Had the shipper carried out its oral agreement with the defendant and procured the' insurance without the warranty and for the benefit of both the shipper and the carrier, the latter would have been subrogated to the rights of the shipper against that insurance company. As we have seen, however, it did not do this, and the question then arises, Did the failure of the Nebraska Co-operative Creameries, Inc., to carry out its part of the oral agreement relieve the carrier from both this common-law liability as an insurer and its liability for negligence, if any has been established? It seems to me that the plaintiff by this agreement either waived its rights to claim as against the defendant for any such liability, or by reason of such agreement and the payment and retention by the plaintiff of the insurance premiums it is now estopped from instituting or maintaining this action as against -the defendant.

Probably a better theory for defendant is that the oral agreement was not intended to release any liability. The primary liability for the loss remained with the carrier, and it is subject to such liability-in this-case as it cannot, because of public policy, contract to limit liability for its negligence. But as the' shipper breached its contract, the carrier is entitled to an offset as damages for the full amount of the loss.

The advancement by the Connecticut Fire Insurance Company of the $5,000 to *857the plaintiff under the agreement contained in the trust receipt does not constitute a payment, and the defense contained in division 4 of defendant’s answer is unavailing. Inman v. South Carolina R. R. Co., supra; Luckenbach v. McCahan Sugar Co., 248 U.S. 139, 39 S.Ct. 53, 63 L.Ed. 170, 1 A.L.R. 1522.

The bill of lading must be construed as affecting a shipment by truck, and as so construed the bill of lading does not limit the liability of the defendant to a transportation to Chicago only but, both by the written and oral agreements, the defendant bound itself to make the transportation itself from Omaha to New York City. Tubize Chattilon Corporation v. White Transportation Co. (D.C.) 6 F.Supp. 15.

In its written and oral arguments the plaintiff claims that the Constitution, statutes, and decisions of the state of Nebraska prohibit a limitation in any way of the liability by a common carrier, and that the oral agreement relied upon by the defendant, if made, was void under the statutes of Nebraska, being the place where the contract was made. The short answer is that such statutes of Nebraska attempting to limit a liability in this shipment would be a direct burden upon interstate commerce and would be invalid in so far as it affected the shipment and question here presented, as sucb a burden on interstate commerce is entirely within the jurisdiction of the national government.

At the close of the evidence both parties moved for a directed verdict, and the motion of the plaintiff is overruled and the plaintiff excepts.

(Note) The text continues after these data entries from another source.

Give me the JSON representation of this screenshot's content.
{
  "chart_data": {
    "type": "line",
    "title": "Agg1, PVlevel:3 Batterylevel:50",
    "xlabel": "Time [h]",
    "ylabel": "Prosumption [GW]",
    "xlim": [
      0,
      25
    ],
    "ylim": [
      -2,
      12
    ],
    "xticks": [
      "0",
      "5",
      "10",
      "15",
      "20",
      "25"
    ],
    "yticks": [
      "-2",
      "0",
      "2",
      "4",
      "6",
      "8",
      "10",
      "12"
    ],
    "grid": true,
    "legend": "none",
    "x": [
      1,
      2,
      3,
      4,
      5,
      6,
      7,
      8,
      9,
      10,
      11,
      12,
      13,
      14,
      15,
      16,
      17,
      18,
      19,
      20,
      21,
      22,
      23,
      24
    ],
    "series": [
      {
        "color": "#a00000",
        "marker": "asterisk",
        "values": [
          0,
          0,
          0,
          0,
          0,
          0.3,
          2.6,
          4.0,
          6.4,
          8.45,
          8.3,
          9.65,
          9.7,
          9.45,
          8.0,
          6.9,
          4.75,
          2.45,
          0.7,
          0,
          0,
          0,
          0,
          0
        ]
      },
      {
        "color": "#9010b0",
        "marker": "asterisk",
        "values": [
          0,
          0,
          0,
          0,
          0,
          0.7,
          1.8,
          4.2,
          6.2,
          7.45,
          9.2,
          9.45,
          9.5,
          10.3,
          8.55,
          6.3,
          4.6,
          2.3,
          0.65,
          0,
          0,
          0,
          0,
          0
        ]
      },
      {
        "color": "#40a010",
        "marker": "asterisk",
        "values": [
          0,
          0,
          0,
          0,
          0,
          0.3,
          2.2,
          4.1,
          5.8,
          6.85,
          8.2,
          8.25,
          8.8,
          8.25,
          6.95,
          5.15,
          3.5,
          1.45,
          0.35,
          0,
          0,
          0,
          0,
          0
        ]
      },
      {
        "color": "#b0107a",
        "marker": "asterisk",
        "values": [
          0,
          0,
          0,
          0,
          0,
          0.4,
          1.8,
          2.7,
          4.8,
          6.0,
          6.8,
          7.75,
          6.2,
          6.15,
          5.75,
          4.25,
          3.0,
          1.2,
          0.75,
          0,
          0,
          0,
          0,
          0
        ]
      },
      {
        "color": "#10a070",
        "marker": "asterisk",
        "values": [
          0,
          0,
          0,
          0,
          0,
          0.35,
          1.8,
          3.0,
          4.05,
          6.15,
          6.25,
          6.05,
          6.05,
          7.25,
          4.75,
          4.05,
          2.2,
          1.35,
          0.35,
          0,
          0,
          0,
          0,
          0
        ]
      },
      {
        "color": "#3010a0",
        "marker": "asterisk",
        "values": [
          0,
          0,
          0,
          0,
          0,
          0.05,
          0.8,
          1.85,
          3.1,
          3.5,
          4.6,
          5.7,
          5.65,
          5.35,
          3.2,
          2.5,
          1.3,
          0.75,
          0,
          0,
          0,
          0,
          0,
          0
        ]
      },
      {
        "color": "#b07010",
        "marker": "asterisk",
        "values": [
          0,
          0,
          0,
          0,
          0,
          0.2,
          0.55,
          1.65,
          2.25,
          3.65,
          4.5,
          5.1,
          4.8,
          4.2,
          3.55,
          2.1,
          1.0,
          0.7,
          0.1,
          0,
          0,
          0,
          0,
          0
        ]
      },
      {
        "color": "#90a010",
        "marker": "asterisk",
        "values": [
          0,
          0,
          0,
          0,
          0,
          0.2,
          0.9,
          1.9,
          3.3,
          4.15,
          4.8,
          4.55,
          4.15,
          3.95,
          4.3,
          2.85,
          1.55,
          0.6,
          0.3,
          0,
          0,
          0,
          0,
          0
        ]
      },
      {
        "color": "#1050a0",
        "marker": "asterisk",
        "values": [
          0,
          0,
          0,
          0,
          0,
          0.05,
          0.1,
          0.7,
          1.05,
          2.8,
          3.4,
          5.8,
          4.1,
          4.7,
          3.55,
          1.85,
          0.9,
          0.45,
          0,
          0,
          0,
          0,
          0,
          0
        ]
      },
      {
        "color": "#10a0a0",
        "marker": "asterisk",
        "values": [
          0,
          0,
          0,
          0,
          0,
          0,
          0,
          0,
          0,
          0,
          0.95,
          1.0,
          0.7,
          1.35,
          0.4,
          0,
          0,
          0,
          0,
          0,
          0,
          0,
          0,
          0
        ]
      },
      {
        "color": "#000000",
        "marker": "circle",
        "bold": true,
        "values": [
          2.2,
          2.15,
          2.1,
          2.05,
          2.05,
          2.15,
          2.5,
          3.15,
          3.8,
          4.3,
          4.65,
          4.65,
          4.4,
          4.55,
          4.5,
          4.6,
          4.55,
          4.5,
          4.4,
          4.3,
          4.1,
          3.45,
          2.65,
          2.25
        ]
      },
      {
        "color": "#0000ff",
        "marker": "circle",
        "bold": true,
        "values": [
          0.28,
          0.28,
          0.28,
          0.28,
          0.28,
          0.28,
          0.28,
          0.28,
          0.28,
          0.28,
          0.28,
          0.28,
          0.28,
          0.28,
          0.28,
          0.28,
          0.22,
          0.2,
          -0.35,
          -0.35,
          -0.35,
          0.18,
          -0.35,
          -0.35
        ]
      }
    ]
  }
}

Also there was filed by each of the parties in due time requests for findings of fact and conclusions of law. For the reasons assigned above, plaintiff’s requests for findings of fact are sustained as to items 1, 2, 3, and 5, and overruled as to item 4. Both parties except.

Plaintiff’s requested conclusions of law are sustained as to items 1, 2, and 3, and overruled as to items 4 and 5. Both parties except.

Defendant’s requests for findings of fact are sustained as to items 1, 2, 3, 4, 8, and item 9 in so far as it requests a finding of fact that there was an oral agreement entered into and that such oral agreement is as found and set out above in this opinion, items 10, 11, 12, 16, 20, 21, 22, 25, and 26, and overruled as to the remaining items in said defendant’s requests for findings of fact, to wit, items 5, 6, 7, 13, 14, 15, 17, 18, 19, 23, and 24. Both parties except.

Defendant’s requests for conclusions and declarations of law are sustained as to items 1, 2, 3, 4, and 6, and overruled as to items 5, 7, 8, 9, 10, and 11. Both parties except.

Final Judgment.

I find in favor of the defendant Des Moines Transportation Company as against the plaintiff with judgment against the plaintiff for costs. Plaintiff Nebraska Cooperative Creameries, Inc., excepts.